American officials in Peru and Bolivia insist that a more permissive attitude toward cultivation will mean more cocaine shipped to the United States. They contend that most of the coca grown in those countries is used for drugs, despite the denials of Morales, Humala and many of their supporters.

The United States has taken a wait-and-see approach with Morales, pledging to take his promises to fight illegal cultivation at face value. Since his inauguration in January, eradication has slowed considerably while drug control officials wait for him to more clearly define his policies.

Humala would likely get the same treatment, officials said.

"I would expect the response would be what it's been in Bolivia: If you have a democratically elected leader who has a policy he feels can combat narco-trafficking and says he wants to talk, we'll listen and try to work with him," a U.S. Embassy official in Lima said on condition of anonymity. "But I can't imagine that the U.S. government would pour resources into a program that it determined couldn't work."

Opponents of U.S. policy have long urged American officials to scrap forced eradications and put more money into domestic drug prevention programs. Joy Olson, director of the Washington Office on Latin America, said the theory behind eradication -- that reduced availability of the crop will drive up street prices and discourage cocaine use -- has been proved false by cocaine's continued widespread availability in American cities at low prices.

If cocaine prices are viewed in a 20-year context -- not the three-year curve the U.S. government routinely uses to point to price increases -- they are at near-record lows, about one-fifth of what they were in the early 1980s. Olson added that harmful side effects of eradication -- such as environmental and social damage caused by migrating cultivation zones -- have been evident throughout the Colombian countryside, where 60 percent of the coca fields detected in 2004 were newly planted, according to the U.N. Office on Drugs and Crime.

"Every time we have a tactical victory," said Olson, "someone new loses."

But the prospect of scaling back eradication in Peru and the rest of the region has some fearing a return to the 1980s, when Peru and Bolivia were the world's top producers of coca leaves. In the 1990s, Peru's farmers widely abandoned coca when prices for the crop fell and most production moved north to Colombia. Currently, Colombia produces about 90 percent of the cocaine and more than half of the heroin that ends up in the United States.

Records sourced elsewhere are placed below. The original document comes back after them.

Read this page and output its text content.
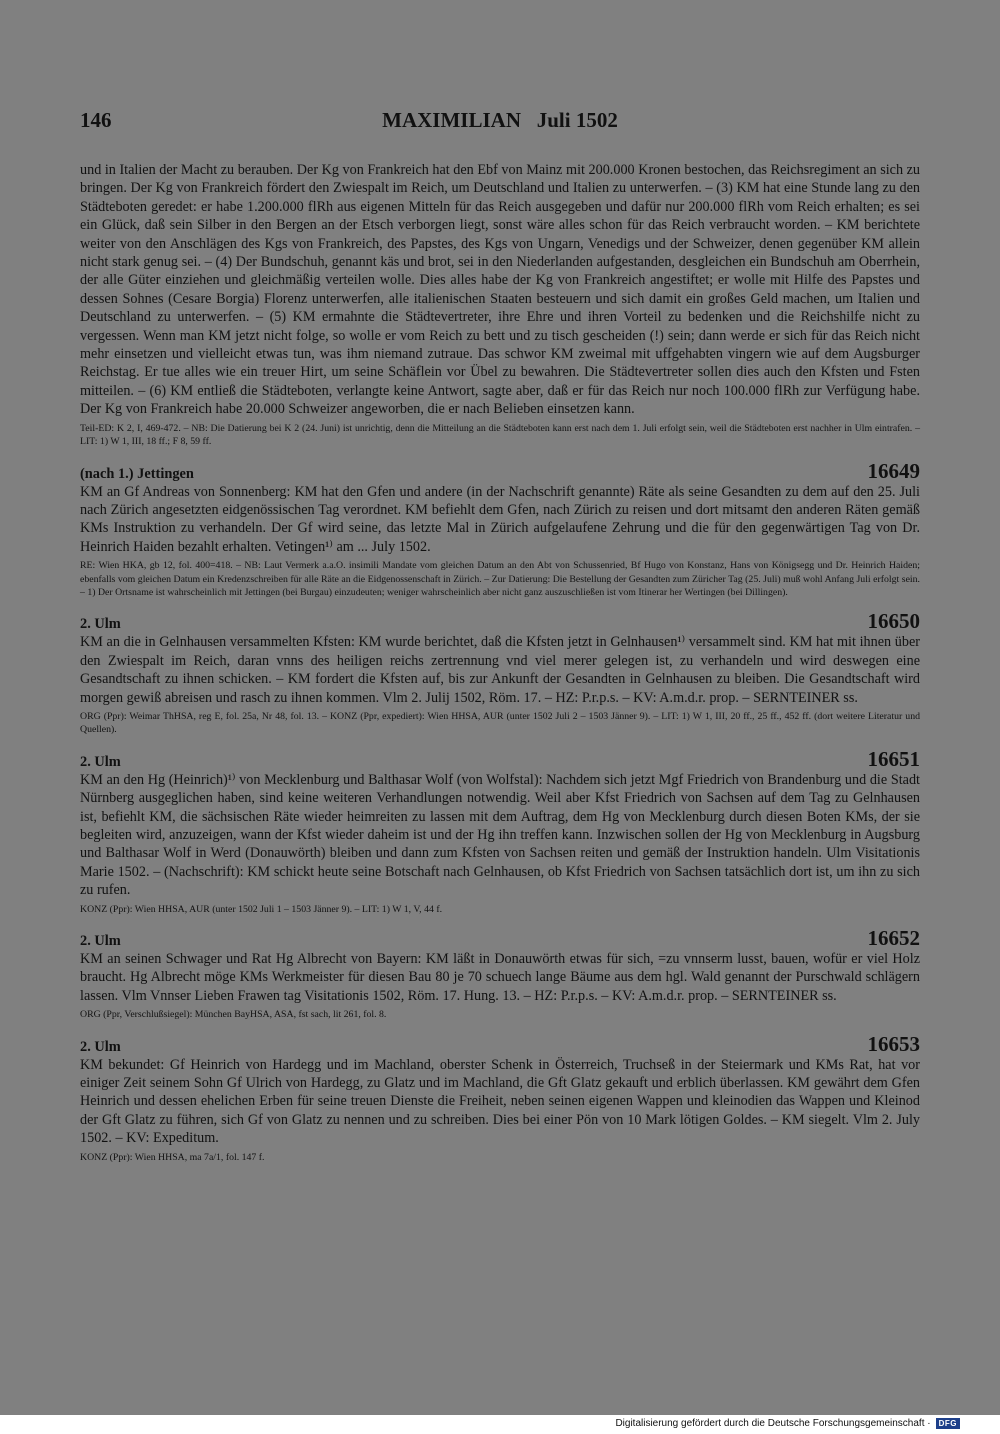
146	MAXIMILIAN   Juli 1502

und in Italien der Macht zu berauben. Der Kg von Frankreich hat den Ebf von Mainz mit 200.000 Kronen bestochen, das Reichsregiment an sich zu bringen. Der Kg von Frankreich fördert den Zwiespalt im Reich, um Deutschland und Italien zu unterwerfen. – (3) KM hat eine Stunde lang zu den Städteboten geredet: er habe 1.200.000 flRh aus eigenen Mitteln für das Reich ausgegeben und dafür nur 200.000 flRh vom Reich erhalten; es sei ein Glück, daß sein Silber in den Bergen an der Etsch verborgen liegt, sonst wäre alles schon für das Reich verbraucht worden. – KM berichtete weiter von den Anschlägen des Kgs von Frankreich, des Papstes, des Kgs von Ungarn, Venedigs und der Schweizer, denen gegenüber KM allein nicht stark genug sei. – (4) Der Bundschuh, genannt käs und brot, sei in den Niederlanden aufgestanden, desgleichen ein Bundschuh am Oberrhein, der alle Güter einziehen und gleichmäßig verteilen wolle. Dies alles habe der Kg von Frankreich angestiftet; er wolle mit Hilfe des Papstes und dessen Sohnes (Cesare Borgia) Florenz unterwerfen, alle italienischen Staaten besteuern und sich damit ein großes Geld machen, um Italien und Deutschland zu unterwerfen. – (5) KM ermahnte die Städtevertreter, ihre Ehre und ihren Vorteil zu bedenken und die Reichshilfe nicht zu vergessen. Wenn man KM jetzt nicht folge, so wolle er vom Reich zu bett und zu tisch gescheiden (!) sein; dann werde er sich für das Reich nicht mehr einsetzen und vielleicht etwas tun, was ihm niemand zutraue. Das schwor KM zweimal mit uffgehabten vingern wie auf dem Augsburger Reichstag. Er tue alles wie ein treuer Hirt, um seine Schäflein vor Übel zu bewahren. Die Städtevertreter sollen dies auch den Kfsten und Fsten mitteilen. – (6) KM entließ die Städteboten, verlangte keine Antwort, sagte aber, daß er für das Reich nur noch 100.000 flRh zur Verfügung habe. Der Kg von Frankreich habe 20.000 Schweizer angeworben, die er nach Belieben einsetzen kann.

Teil-ED: K 2, I, 469-472. – NB: Die Datierung bei K 2 (24. Juni) ist unrichtig, denn die Mitteilung an die Städteboten kann erst nach dem 1. Juli erfolgt sein, weil die Städteboten erst nachher in Ulm eintrafen. – LIT: 1) W 1, III, 18 ff.; F 8, 59 ff.

(nach 1.) Jettingen	16649

KM an Gf Andreas von Sonnenberg: KM hat den Gfen und andere (in der Nachschrift genannte) Räte als seine Gesandten zu dem auf den 25. Juli nach Zürich angesetzten eidgenössischen Tag verordnet. KM befiehlt dem Gfen, nach Zürich zu reisen und dort mitsamt den anderen Räten gemäß KMs Instruktion zu verhandeln. Der Gf wird seine, das letzte Mal in Zürich aufgelaufene Zehrung und die für den gegenwärtigen Tag von Dr. Heinrich Haiden bezahlt erhalten. Vetingen¹⁾ am ... July 1502.

RE: Wien HKA, gb 12, fol. 400=418. – NB: Laut Vermerk a.a.O. insimili Mandate vom gleichen Datum an den Abt von Schussenried, Bf Hugo von Konstanz, Hans von Königsegg und Dr. Heinrich Haiden; ebenfalls vom gleichen Datum ein Kredenzschreiben für alle Räte an die Eidgenossenschaft in Zürich. – Zur Datierung: Die Bestellung der Gesandten zum Züricher Tag (25. Juli) muß wohl Anfang Juli erfolgt sein. – 1) Der Ortsname ist wahrscheinlich mit Jettingen (bei Burgau) einzudeuten; weniger wahrscheinlich aber nicht ganz auszuschließen ist vom Itinerar her Wertingen (bei Dillingen).

2. Ulm	16650

KM an die in Gelnhausen versammelten Kfsten: KM wurde berichtet, daß die Kfsten jetzt in Gelnhausen¹⁾ versammelt sind. KM hat mit ihnen über den Zwiespalt im Reich, daran vnns des heiligen reichs zertrennung vnd viel merer gelegen ist, zu verhandeln und wird deswegen eine Gesandtschaft zu ihnen schicken. – KM fordert die Kfsten auf, bis zur Ankunft der Gesandten in Gelnhausen zu bleiben. Die Gesandtschaft wird morgen gewiß abreisen und rasch zu ihnen kommen. Vlm 2. Julij 1502, Röm. 17. – HZ: P.r.p.s. – KV: A.m.d.r. prop. – SERNTEINER ss.

ORG (Ppr): Weimar ThHSA, reg E, fol. 25a, Nr 48, fol. 13. – KONZ (Ppr, expediert): Wien HHSA, AUR (unter 1502 Juli 2 – 1503 Jänner 9). – LIT: 1) W 1, III, 20 ff., 25 ff., 452 ff. (dort weitere Literatur und Quellen).

2. Ulm	16651

KM an den Hg (Heinrich)¹⁾ von Mecklenburg und Balthasar Wolf (von Wolfstal): Nachdem sich jetzt Mgf Friedrich von Brandenburg und die Stadt Nürnberg ausgeglichen haben, sind keine weiteren Verhandlungen notwendig. Weil aber Kfst Friedrich von Sachsen auf dem Tag zu Gelnhausen ist, befiehlt KM, die sächsischen Räte wieder heimreiten zu lassen mit dem Auftrag, dem Hg von Mecklenburg durch diesen Boten KMs, der sie begleiten wird, anzuzeigen, wann der Kfst wieder daheim ist und der Hg ihn treffen kann. Inzwischen sollen der Hg von Mecklenburg in Augsburg und Balthasar Wolf in Werd (Donauwörth) bleiben und dann zum Kfsten von Sachsen reiten und gemäß der Instruktion handeln. Ulm Visitationis Marie 1502. – (Nachschrift): KM schickt heute seine Botschaft nach Gelnhausen, ob Kfst Friedrich von Sachsen tatsächlich dort ist, um ihn zu sich zu rufen.

KONZ (Ppr): Wien HHSA, AUR (unter 1502 Juli 1 – 1503 Jänner 9). – LIT: 1) W 1, V, 44 f.

2. Ulm	16652

KM an seinen Schwager und Rat Hg Albrecht von Bayern: KM läßt in Donauwörth etwas für sich, =zu vnnserm lusst, bauen, wofür er viel Holz braucht. Hg Albrecht möge KMs Werkmeister für diesen Bau 80 je 70 schuech lange Bäume aus dem hgl. Wald genannt der Purschwald schlägern lassen. Vlm Vnnser Lieben Frawen tag Visitationis 1502, Röm. 17. Hung. 13. – HZ: P.r.p.s. – KV: A.m.d.r. prop. – SERNTEINER ss.

ORG (Ppr, Verschlußsiegel): München BayHSA, ASA, fst sach, lit 261, fol. 8.

2. Ulm	16653

KM bekundet: Gf Heinrich von Hardegg und im Machland, oberster Schenk in Österreich, Truchseß in der Steiermark und KMs Rat, hat vor einiger Zeit seinem Sohn Gf Ulrich von Hardegg, zu Glatz und im Machland, die Gft Glatz gekauft und erblich überlassen. KM gewährt dem Gfen Heinrich und dessen ehelichen Erben für seine treuen Dienste die Freiheit, neben seinen eigenen Wappen und kleinodien das Wappen und Kleinod der Gft Glatz zu führen, sich Gf von Glatz zu nennen und zu schreiben. Dies bei einer Pön von 10 Mark lötigen Goldes. – KM siegelt. Vlm 2. July 1502. – KV: Expeditum.

KONZ (Ppr): Wien HHSA, ma 7a/1, fol. 147 f.

Digitalisierung gefördert durch die Deutsche Forschungsgemeinschaft ·	DFG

Ruben Vargas, a national security analyst and former counterterrorism and narco-trafficking official with Peru's Interior Ministry, said he believes the eradication efforts can help Peru, but only if its government throws its full support behind them and maintains the international funding that pays for 95 percent of its counternarcotics operation."If Humala wins the election, the international cooperation will probably be cut, and we'll move backward," Vargas said. "And that would leave Colombia more isolated. It's a big problem."